My pension pot is healthy from the years I was earning a lot. We now make lump sums into that too.

We don't have a cleaner because I feel like it should be me! I don't mind. I like to keep the house looking nice, but it's very loved in and by no means a show home. We have a small self contained flat in the garden that we let out on airbnb. I manage that too.

I don't think any of our families know exactly how much he earns, but obv have a fair idea. None of them come close to it really, but we are generous with our ski place and our hospitality and I think they appreciate that, so it's not been a problem. We are very conscious not to rub their noses in it.

The LTA is being removed. Surely anyone at that level would know?

This is such a brag post.

No, I am not jealous. I have a very high income but wouldn’t dream of doing this. Doubly so if I was bragging about my husband earning, not me.

Daisypod · 03/03/2024 19:01

Sorry if this has been asked before but what does your husband do?

Moodul · 03/03/2024 19:02

Ilovemyshed · 03/03/2024 18:51

What will you do when your husband admits an affair and leaves you?

Yes, because this is definitely inevitable. 🙄

thebestinterest · 03/03/2024 19:03

penelopepinkbott · 03/03/2024 11:41

Are you super thin? Do you have swishy hair? Has your husband ever had an affair?

😂

Marchingonagain · 03/03/2024 19:04

takemeawayagain · 03/03/2024 12:34

I think being a SAHM is a luxury and a privilege these days so I don't blame you at all for checking in your job - but why did you have NHS births? There's no way I'd be giving birth in an overstretched and understaffed NHS hospital if i could afford private.

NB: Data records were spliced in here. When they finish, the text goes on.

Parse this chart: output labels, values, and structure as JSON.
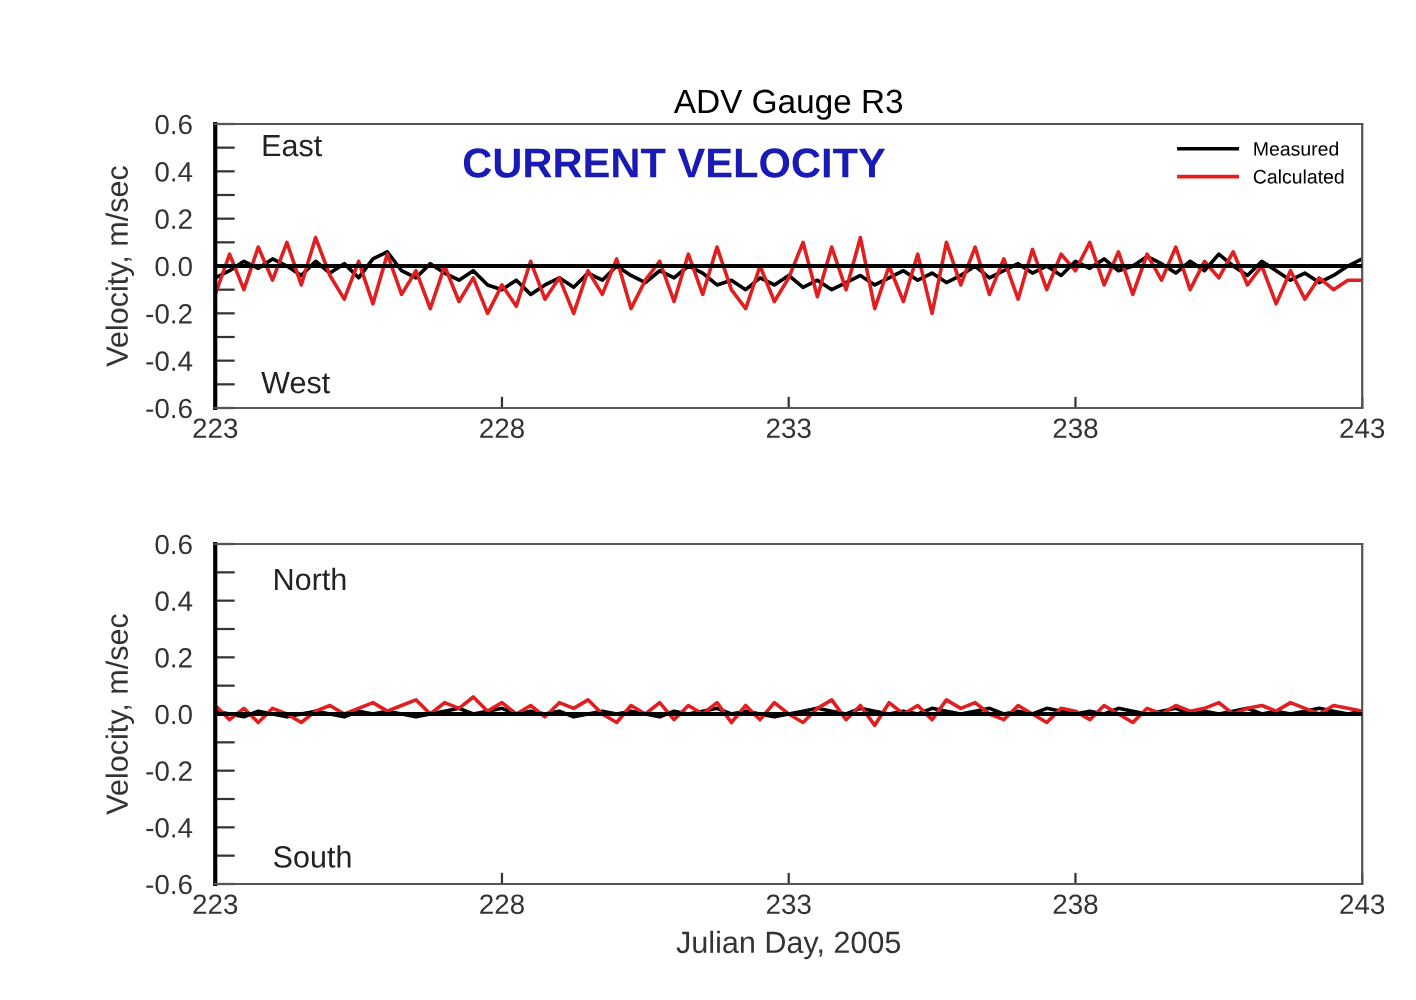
{
  "chart_data": [
    {
      "type": "line",
      "title": "ADV Gauge R3",
      "ylabel": "Velocity, m/sec",
      "annotations": [
        "East",
        "West",
        "CURRENT VELOCITY"
      ],
      "x": [
        223,
        223.25,
        223.5,
        223.75,
        224,
        224.25,
        224.5,
        224.75,
        225,
        225.25,
        225.5,
        225.75,
        226,
        226.25,
        226.5,
        226.75,
        227,
        227.25,
        227.5,
        227.75,
        228,
        228.25,
        228.5,
        228.75,
        229,
        229.25,
        229.5,
        229.75,
        230,
        230.25,
        230.5,
        230.75,
        231,
        231.25,
        231.5,
        231.75,
        232,
        232.25,
        232.5,
        232.75,
        233,
        233.25,
        233.5,
        233.75,
        234,
        234.25,
        234.5,
        234.75,
        235,
        235.25,
        235.5,
        235.75,
        236,
        236.25,
        236.5,
        236.75,
        237,
        237.25,
        237.5,
        237.75,
        238,
        238.25,
        238.5,
        238.75,
        239,
        239.25,
        239.5,
        239.75,
        240,
        240.25,
        240.5,
        240.75,
        241,
        241.25,
        241.5,
        241.75,
        242,
        242.25,
        242.5,
        242.75,
        243
      ],
      "series": [
        {
          "name": "Measured",
          "color": "#000000",
          "values": [
            -0.05,
            -0.02,
            0.02,
            -0.01,
            0.03,
            0.0,
            -0.04,
            0.02,
            -0.03,
            0.01,
            -0.05,
            0.03,
            0.06,
            -0.02,
            -0.05,
            0.01,
            -0.03,
            -0.06,
            -0.02,
            -0.08,
            -0.1,
            -0.06,
            -0.12,
            -0.08,
            -0.05,
            -0.09,
            -0.03,
            -0.06,
            0.0,
            -0.04,
            -0.07,
            -0.02,
            -0.05,
            0.0,
            -0.03,
            -0.08,
            -0.06,
            -0.1,
            -0.05,
            -0.08,
            -0.04,
            -0.09,
            -0.06,
            -0.1,
            -0.07,
            -0.04,
            -0.08,
            -0.05,
            -0.02,
            -0.06,
            -0.03,
            -0.07,
            -0.04,
            0.0,
            -0.05,
            -0.02,
            0.01,
            -0.03,
            0.0,
            -0.04,
            0.02,
            -0.01,
            0.03,
            -0.02,
            0.0,
            0.04,
            0.01,
            -0.03,
            0.02,
            -0.02,
            0.05,
            0.0,
            -0.04,
            0.02,
            -0.02,
            -0.06,
            -0.03,
            -0.07,
            -0.04,
            0.0,
            0.03
          ]
        },
        {
          "name": "Calculated",
          "color": "#e02020",
          "values": [
            -0.12,
            0.05,
            -0.1,
            0.08,
            -0.06,
            0.1,
            -0.08,
            0.12,
            -0.04,
            -0.14,
            0.02,
            -0.16,
            0.05,
            -0.12,
            -0.02,
            -0.18,
            0.0,
            -0.15,
            -0.05,
            -0.2,
            -0.08,
            -0.17,
            0.02,
            -0.14,
            -0.05,
            -0.2,
            -0.02,
            -0.12,
            0.03,
            -0.18,
            -0.06,
            0.02,
            -0.15,
            0.05,
            -0.12,
            0.08,
            -0.1,
            -0.18,
            0.0,
            -0.15,
            -0.05,
            0.1,
            -0.13,
            0.08,
            -0.1,
            0.12,
            -0.18,
            0.0,
            -0.15,
            0.05,
            -0.2,
            0.1,
            -0.08,
            0.08,
            -0.12,
            0.03,
            -0.14,
            0.07,
            -0.1,
            0.05,
            -0.02,
            0.1,
            -0.08,
            0.06,
            -0.12,
            0.05,
            -0.06,
            0.08,
            -0.1,
            0.02,
            -0.05,
            0.06,
            -0.08,
            0.0,
            -0.16,
            -0.02,
            -0.14,
            -0.05,
            -0.1,
            -0.06,
            -0.06
          ]
        }
      ],
      "xlim": [
        223,
        243
      ],
      "xticks": [
        223,
        228,
        233,
        238,
        243
      ],
      "ylim": [
        -0.6,
        0.6
      ],
      "yticks": [
        {
          "value": -0.6,
          "label": "-0.6"
        },
        {
          "value": -0.5,
          "label": null
        },
        {
          "value": -0.4,
          "label": "-0.4"
        },
        {
          "value": -0.3,
          "label": null
        },
        {
          "value": -0.2,
          "label": "-0.2"
        },
        {
          "value": -0.1,
          "label": null
        },
        {
          "value": 0,
          "label": "0.0"
        },
        {
          "value": 0.1,
          "label": null
        },
        {
          "value": 0.2,
          "label": "0.2"
        },
        {
          "value": 0.3,
          "label": null
        },
        {
          "value": 0.4,
          "label": "0.4"
        },
        {
          "value": 0.5,
          "label": null
        },
        {
          "value": 0.6,
          "label": "0.6"
        }
      ],
      "ref_lines": [
        {
          "axis": "y",
          "value": 0,
          "color": "#000000"
        }
      ],
      "legend": "top right",
      "grid": false,
      "marker": "none",
      "line_style": "solid"
    },
    {
      "type": "line",
      "ylabel": "Velocity, m/sec",
      "xlabel": "Julian Day, 2005",
      "annotations": [
        "North",
        "South"
      ],
      "x": [
        223,
        223.25,
        223.5,
        223.75,
        224,
        224.25,
        224.5,
        224.75,
        225,
        225.25,
        225.5,
        225.75,
        226,
        226.25,
        226.5,
        226.75,
        227,
        227.25,
        227.5,
        227.75,
        228,
        228.25,
        228.5,
        228.75,
        229,
        229.25,
        229.5,
        229.75,
        230,
        230.25,
        230.5,
        230.75,
        231,
        231.25,
        231.5,
        231.75,
        232,
        232.25,
        232.5,
        232.75,
        233,
        233.25,
        233.5,
        233.75,
        234,
        234.25,
        234.5,
        234.75,
        235,
        235.25,
        235.5,
        235.75,
        236,
        236.25,
        236.5,
        236.75,
        237,
        237.25,
        237.5,
        237.75,
        238,
        238.25,
        238.5,
        238.75,
        239,
        239.25,
        239.5,
        239.75,
        240,
        240.25,
        240.5,
        240.75,
        241,
        241.25,
        241.5,
        241.75,
        242,
        242.25,
        242.5,
        242.75,
        243
      ],
      "series": [
        {
          "color": "#000000",
          "values": [
            0.01,
            0.0,
            -0.01,
            0.01,
            0.0,
            -0.01,
            0.0,
            0.01,
            0.0,
            -0.01,
            0.01,
            0.0,
            0.01,
            0.0,
            -0.01,
            0.0,
            0.01,
            0.02,
            0.0,
            0.01,
            0.02,
            0.0,
            0.01,
            0.0,
            0.01,
            -0.01,
            0.0,
            0.01,
            0.0,
            0.01,
            0.0,
            -0.01,
            0.01,
            0.0,
            0.01,
            0.02,
            0.0,
            0.01,
            0.0,
            -0.01,
            0.0,
            0.01,
            0.02,
            0.01,
            0.0,
            0.02,
            0.01,
            0.0,
            0.01,
            0.0,
            0.02,
            0.01,
            0.0,
            0.01,
            0.02,
            0.0,
            0.01,
            0.0,
            0.02,
            0.01,
            0.0,
            0.01,
            0.0,
            0.02,
            0.01,
            0.0,
            0.01,
            0.02,
            0.0,
            0.01,
            0.0,
            0.01,
            0.02,
            0.0,
            0.01,
            0.0,
            0.01,
            0.02,
            0.01,
            0.0,
            0.01
          ]
        },
        {
          "color": "#e02020",
          "values": [
            0.03,
            -0.02,
            0.02,
            -0.03,
            0.02,
            0.0,
            -0.03,
            0.01,
            0.03,
            0.0,
            0.02,
            0.04,
            0.01,
            0.03,
            0.05,
            0.0,
            0.04,
            0.02,
            0.06,
            0.01,
            0.04,
            0.0,
            0.03,
            -0.01,
            0.04,
            0.02,
            0.05,
            0.0,
            -0.03,
            0.03,
            0.0,
            0.04,
            -0.02,
            0.03,
            0.0,
            0.04,
            -0.03,
            0.03,
            -0.02,
            0.04,
            0.0,
            -0.03,
            0.02,
            0.05,
            -0.02,
            0.03,
            -0.04,
            0.04,
            0.0,
            0.03,
            -0.02,
            0.05,
            0.02,
            0.04,
            0.0,
            -0.02,
            0.03,
            0.0,
            -0.03,
            0.02,
            0.01,
            -0.02,
            0.03,
            0.0,
            -0.03,
            0.02,
            0.0,
            0.03,
            0.01,
            0.02,
            0.04,
            0.0,
            0.02,
            0.03,
            0.01,
            0.04,
            0.02,
            0.0,
            0.03,
            0.02,
            0.01
          ]
        }
      ],
      "xlim": [
        223,
        243
      ],
      "xticks": [
        223,
        228,
        233,
        238,
        243
      ],
      "ylim": [
        -0.6,
        0.6
      ],
      "yticks": [
        {
          "value": -0.6,
          "label": "-0.6"
        },
        {
          "value": -0.5,
          "label": null
        },
        {
          "value": -0.4,
          "label": "-0.4"
        },
        {
          "value": -0.3,
          "label": null
        },
        {
          "value": -0.2,
          "label": "-0.2"
        },
        {
          "value": -0.1,
          "label": null
        },
        {
          "value": 0,
          "label": "0.0"
        },
        {
          "value": 0.1,
          "label": null
        },
        {
          "value": 0.2,
          "label": "0.2"
        },
        {
          "value": 0.3,
          "label": null
        },
        {
          "value": 0.4,
          "label": "0.4"
        },
        {
          "value": 0.5,
          "label": null
        },
        {
          "value": 0.6,
          "label": "0.6"
        }
      ],
      "ref_lines": [
        {
          "axis": "y",
          "value": 0,
          "color": "#000000"
        }
      ],
      "legend": false,
      "grid": false,
      "marker": "none",
      "line_style": "solid"
    }
  ]
}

I had one child privately, which was consultant led and ended in a c section. I felt like I was on his timetable tbh and he acted like I was a naughty school girl when I didn’t go in for my induction when he told me to. Second time round I wanted the mid-wife led team, which was on the nhs. Preferred it tbh. I did miss my lovely private room the second time round though

ChristianHornersGlisteningFinger · 03/03/2024 19:04

Did you and your DH work in exactly the same job/industry? If yes, do you think it helps that you understand exactly what he does at work, rather than being a SAHP who has very little idea what their partner does all day and can’t really offer advice on career matters? And do you enjoy the vicarious connection to your former industry?

ForTonightGodisaDJ · 03/03/2024 19:06

Can I have some?

LibbyLemoncake · 03/03/2024 19:09

ohthejoys21 · 03/03/2024 18:35

Op my dh earns double to what your dh takes home, and I don't work either but it wouldn't occur to me that anyone would be interested, or even that it was unusual?

Every working person earns a salary unless it's voluntary so why would a thread devoted to your husband's salary be of particular interest?

I think I’ve found Kate!

Just2again · 03/03/2024 19:09

Meowandthen · 03/03/2024 19:00

The LTA is being removed. Surely anyone at that level would know?

This is such a brag post.

No, I am not jealous. I have a very high income but wouldn’t dream of doing this. Doubly so if I was bragging about my husband earning, not me.

The removal of the LTA is probably not the issue. Above a certain income, somewhere over £200000, it is not advantageous tax wise to put anymore into a pension so money has to be invested differently.